Christopher Kochanek, an astronomer based at Ohio State University in Columbus, doesn't think it would be worth the effort; researchers already take these issues into account, he says. He points out that cosmologists routinely use the equations of general relativity to compute photon trajectories through the universe - including the regions around rotating black holes. "Remember that in all of this there is no change in how electromagnetism works or how you calculate photon trajectories," Kochanek says. "It may be interesting to phrase some of the astrophysical stuff in terms of a negative refraction, but it doesn't actually change how you compute anything."

Lakhtakia thinks he's seen this kind of scepticism before, however. "Technically the astrophysicists are right: they take ergospheres into account," he says. But he worries that astrophysicists may be throwing away important information. For example, until five years ago, researchers using Maxwell's equations to calculate the path of light through materials routinely discarded results that lead to a negative refraction. "After all, who had ever heard of negative refraction?" Lakhtakia says. "Astrophysicists are building in all sorts of assumptions based on the current state of knowledge. People discard results that do not fit into their experience."

But Alexei Starobinsky, a cosmologist based at the Landau Institute for Theoretical Physics in Moscow, has a more fundamental objection. He points out that black holes capable of producing these kinds of effects constitute a negligible part of the whole sky. Mackay agrees, but he says that doesn't mean their contribution must be negligible. "Their effects are definitely considered as spectacular. Even tiny effects are amplified by astronomical distances." There is also the negative refraction that could be caused by the inflating universe to consider.

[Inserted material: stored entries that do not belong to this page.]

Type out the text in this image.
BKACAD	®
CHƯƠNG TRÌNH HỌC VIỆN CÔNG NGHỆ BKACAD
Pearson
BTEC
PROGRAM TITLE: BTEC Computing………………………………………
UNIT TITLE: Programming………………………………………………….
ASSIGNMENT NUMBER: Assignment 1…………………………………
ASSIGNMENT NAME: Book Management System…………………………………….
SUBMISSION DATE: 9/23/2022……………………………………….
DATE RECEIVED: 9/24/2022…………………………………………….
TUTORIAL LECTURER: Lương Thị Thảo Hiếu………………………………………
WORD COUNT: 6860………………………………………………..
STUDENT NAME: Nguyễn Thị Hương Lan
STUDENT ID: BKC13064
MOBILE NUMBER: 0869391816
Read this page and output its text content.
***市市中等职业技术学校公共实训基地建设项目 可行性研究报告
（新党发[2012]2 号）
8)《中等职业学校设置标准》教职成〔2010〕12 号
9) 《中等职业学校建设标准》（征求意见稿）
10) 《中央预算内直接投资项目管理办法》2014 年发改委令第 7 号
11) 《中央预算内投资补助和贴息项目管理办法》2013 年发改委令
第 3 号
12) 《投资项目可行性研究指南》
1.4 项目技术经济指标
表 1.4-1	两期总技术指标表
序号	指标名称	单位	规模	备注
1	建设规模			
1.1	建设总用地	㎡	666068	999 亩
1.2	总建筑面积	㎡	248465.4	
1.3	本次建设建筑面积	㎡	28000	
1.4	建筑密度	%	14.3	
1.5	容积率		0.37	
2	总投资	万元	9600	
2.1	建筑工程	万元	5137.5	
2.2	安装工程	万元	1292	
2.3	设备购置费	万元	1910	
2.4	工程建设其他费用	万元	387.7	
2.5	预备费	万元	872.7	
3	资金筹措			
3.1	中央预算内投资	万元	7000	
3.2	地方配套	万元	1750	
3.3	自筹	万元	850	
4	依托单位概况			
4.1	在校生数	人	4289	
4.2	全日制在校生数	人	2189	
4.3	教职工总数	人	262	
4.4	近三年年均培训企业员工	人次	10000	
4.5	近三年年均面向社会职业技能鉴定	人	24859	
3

And things get even more interesting if dark matter is composed of black holes, as some cosmologists suspect. "If this is the case then the negative refraction effect contributed by these black holes may be substantial," Mackay says.

Mackay, Lakhtakia and Sandi Setiawan, a mathematician who has begun working with Mackay in Edinburgh, are aware they are treading on toes, but they also think the astronomers are assuming too much. "We are neither astronomers nor astrophysicists," Mackay says. "However, those two groups of scientists have not 'seen' or 'explained' everything. We know the human race is largely ignorant of what happens in outer space."

Until astronomers re-examine the solutions to Einstein's equations that they have hitherto ignored, we cannot be sure that we haven't misunderstood what the stars are telling us, Lakhtakia says. "The situation with negative refraction in space is extraordinarily complicated, and our best inputs are going to come from people who will keep an open mind. These are speculations on our part, but then much of astrophysics is speculation."